2 . SECONDAIRE SUPÉRIEUR
GED
Enseigner dans le secondaire supérieur requiert un diplôme de licencié. Du moins pour avoir accès aux barèmes normaux dans le communautaire ou le subventionné. Mais, vu la pénurie actuelle dans tous les domaines, il arrive de plus en plus souvent que des licenciés enseignent dans l’inférieur ou que des régents soient amenés à donner cours dans le secondaire supérieur. Dans ce cas, les uns et les autres n’ont pas droit au barème qui correspond théoriquement à leur diplôme. Ils sont alors versés dans des barèmes intermédiaires. Un professeur du secondaire supérieur atteint son salaire maximum après 25 ans d’ancienneté. Sa progression salariale sur une carrière est plus importante que celle d’un professeur du secondaire inférieur : en 25 ans de carrière, il verra son salaire net augmenter de 65% alors qu’un régent aura une progression de 58 % en 27 ans.

3 . BACCALAURÉAT
GED
Un licencié peut parfaitement enseigner dans une haute école.
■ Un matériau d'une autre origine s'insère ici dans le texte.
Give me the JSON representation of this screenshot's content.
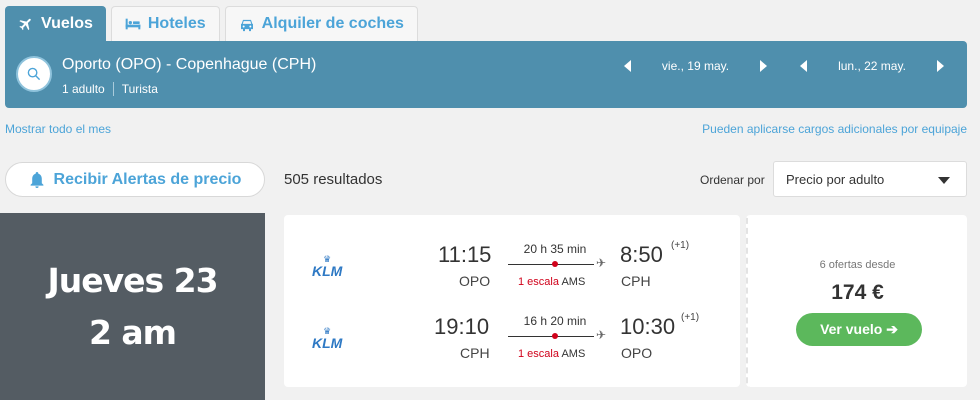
{
  "tabs": [
    {
      "label": "Vuelos",
      "icon": "airplane-icon"
    },
    {
      "label": "Hoteles",
      "icon": "bed-icon"
    },
    {
      "label": "Alquiler de coches",
      "icon": "car-icon"
    }
  ],
  "search": {
    "route": "Oporto (OPO) - Copenhague (CPH)",
    "passengers": "1 adulto",
    "cabin": "Turista",
    "depart_date": "vie., 19 may.",
    "return_date": "lun., 22 may."
  },
  "links": {
    "show_month": "Mostrar todo el mes",
    "baggage_note": "Pueden aplicarse cargos adicionales por equipaje"
  },
  "alerts_button": "Recibir Alertas de precio",
  "results_count": "505 resultados",
  "sort": {
    "label": "Ordenar por",
    "value": "Precio por adulto"
  },
  "overlay": {
    "line1": "Jueves 23",
    "line2": "2 am"
  },
  "flights": [
    {
      "airline": "KLM",
      "depart_time": "11:15",
      "depart_code": "OPO",
      "duration": "20 h 35 min",
      "stops": "1 escala",
      "via": "AMS",
      "arrive_time": "8:50",
      "arrive_plus": "(+1)",
      "arrive_code": "CPH"
    },
    {
      "airline": "KLM",
      "depart_time": "19:10",
      "depart_code": "CPH",
      "duration": "16 h 20 min",
      "stops": "1 escala",
      "via": "AMS",
      "arrive_time": "10:30",
      "arrive_plus": "(+1)",
      "arrive_code": "OPO"
    }
  ],
  "offer": {
    "offers_text": "6 ofertas desde",
    "price": "174 €",
    "cta": "Ver vuelo ➔"
  },
  "colors": {
    "accent": "#4f8fad",
    "link": "#4ca4d8",
    "cta": "#5cb85c",
    "stop": "#d0021b"
  }
}
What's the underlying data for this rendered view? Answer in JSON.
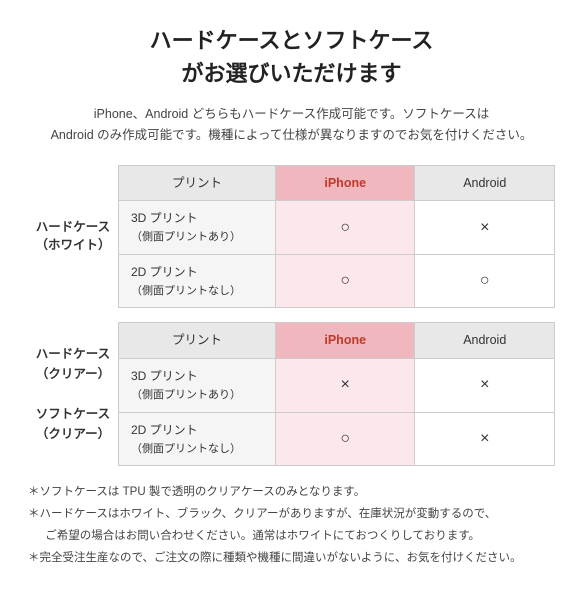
{
  "title_line1": "ハードケースとソフトケース",
  "title_line2": "がお選びいただけます",
  "subtitle": "iPhone、Android どちらもハードケース作成可能です。ソフトケースは\nAndroid のみ作成可能です。機種によって仕様が異なりますのでお気を付けください。",
  "section1": {
    "label_line1": "ハードケース",
    "label_line2": "（ホワイト）",
    "header": {
      "col1": "プリント",
      "col2": "iPhone",
      "col3": "Android"
    },
    "rows": [
      {
        "print": "3D プリント\n（側面プリントあり）",
        "iphone": "○",
        "android": "×"
      },
      {
        "print": "2D プリント\n（側面プリントなし）",
        "iphone": "○",
        "android": "○"
      }
    ]
  },
  "section2": {
    "label_line1": "ハードケース",
    "label_line2": "（クリアー）",
    "label_line3": "ソフトケース",
    "label_line4": "（クリアー）",
    "header": {
      "col1": "プリント",
      "col2": "iPhone",
      "col3": "Android"
    },
    "rows": [
      {
        "print": "3D プリント\n（側面プリントあり）",
        "iphone": "×",
        "android": "×"
      },
      {
        "print": "2D プリント\n（側面プリントなし）",
        "iphone": "○",
        "android": "×"
      }
    ]
  },
  "notes": [
    "＊ソフトケースは TPU 製で透明のクリアケースのみとなります。",
    "＊ハードケースはホワイト、ブラック、クリアーがありますが、在庫状況が変動するので、\nご希望の場合はお問い合わせください。通常はホワイトにておつくりしております。",
    "＊完全受注生産なので、ご注文の際に種類や機種に間違いがないように、お気を付けください。"
  ]
}
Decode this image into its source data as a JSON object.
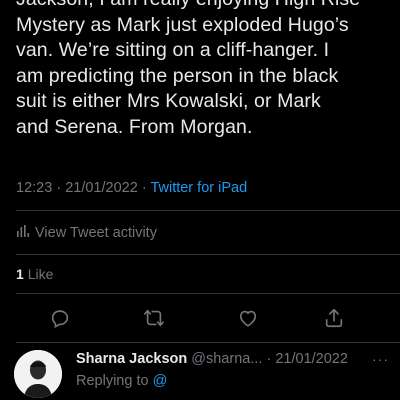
{
  "tweet": {
    "text": "Jackson, I am really enjoying High Rise\nMystery as Mark just exploded Hugo’s\nvan. We’re sitting on a cliff-hanger. I\nam predicting the person in the black\nsuit is either Mrs Kowalski, or Mark\nand Serena. From Morgan.",
    "time": "12:23",
    "separator": "·",
    "date": "21/01/2022",
    "source": "Twitter for iPad"
  },
  "activity": {
    "icon": "bar-chart-icon",
    "label": "View Tweet activity"
  },
  "likes": {
    "count": "1",
    "label": "Like"
  },
  "actions": [
    {
      "name": "reply",
      "icon": "comment-icon"
    },
    {
      "name": "retweet",
      "icon": "retweet-icon"
    },
    {
      "name": "like",
      "icon": "heart-icon"
    },
    {
      "name": "share",
      "icon": "share-icon"
    }
  ],
  "reply": {
    "name": "Sharna Jackson",
    "handle": "@sharna...",
    "separator": "·",
    "date": "21/01/2022",
    "more": "···",
    "replying_to_label": "Replying to",
    "replying_to_handle": "@"
  },
  "colors": {
    "background": "#000000",
    "text": "#e7e9ea",
    "muted": "#71767b",
    "accent": "#1d9bf0",
    "divider": "#2f3336"
  }
}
Mais il sera payé à son barème de licencié (commission paritaire 501). D’une manière générale, il y a aussi des variations en fonction du statut de l’enseignant (isolé, chef de ménage ou pas). Toutefois, s’il est détenteur du CAPAES (Certificat d’aptitude pédagogique pour l’enseignement supérieur), l’enseignant pourra prétendre à une revalorisation salariale en passant dans la commission paritaire 502. En début de carrière, la différence avec un professeur n’ayant pas ce certificat n’est pas énorme (150 euros). Tout étant relatif, évidemment. Mais après 25 ans de service, la différence est sensible et peut atteindre 300 euros. À noter qu’après 25 ans de carrière, il existe un plafonnement du salaire. Mais des augmentations intercalaires après avoir atteint le traitement maximum sont prévues à 57 ans et 58 ans.

4 . UNIVERSITÉ
GED
Les barèmes des enseignants universitaires varient à plusieurs degrés. Et le salaire de base est évidemment incomparable avec un instituteur (1000 euros nets en plus pour un chargé de cours débutant) voire un professeur du secondaire supérieur. Seuls les salaires des universités d’État sont identiques. Pour les universités « privées » (l’UCL, par exemple), les barèmes sont déterminés selon des règles internes et indépendantes. Mais dans l’ensemble, les disparités entre les universités ne sont pas énormes. Ils sont également adaptés aux types d’enseignants ou, plus précisément, au titre. Ainsi, un chargé de cours touchera moins qu’un professeur ou qu’un professeur ordinaire (ou extraordinaire) nommé. En revanche, les salaires des recteurs sont pareils pour toutes les universités, qu’elles soient d’État ou pas. À noter que la différence salariale pour les professeurs universitaires avec ou sans enfant à charge n’est pas énorme : 70 euros nets environ.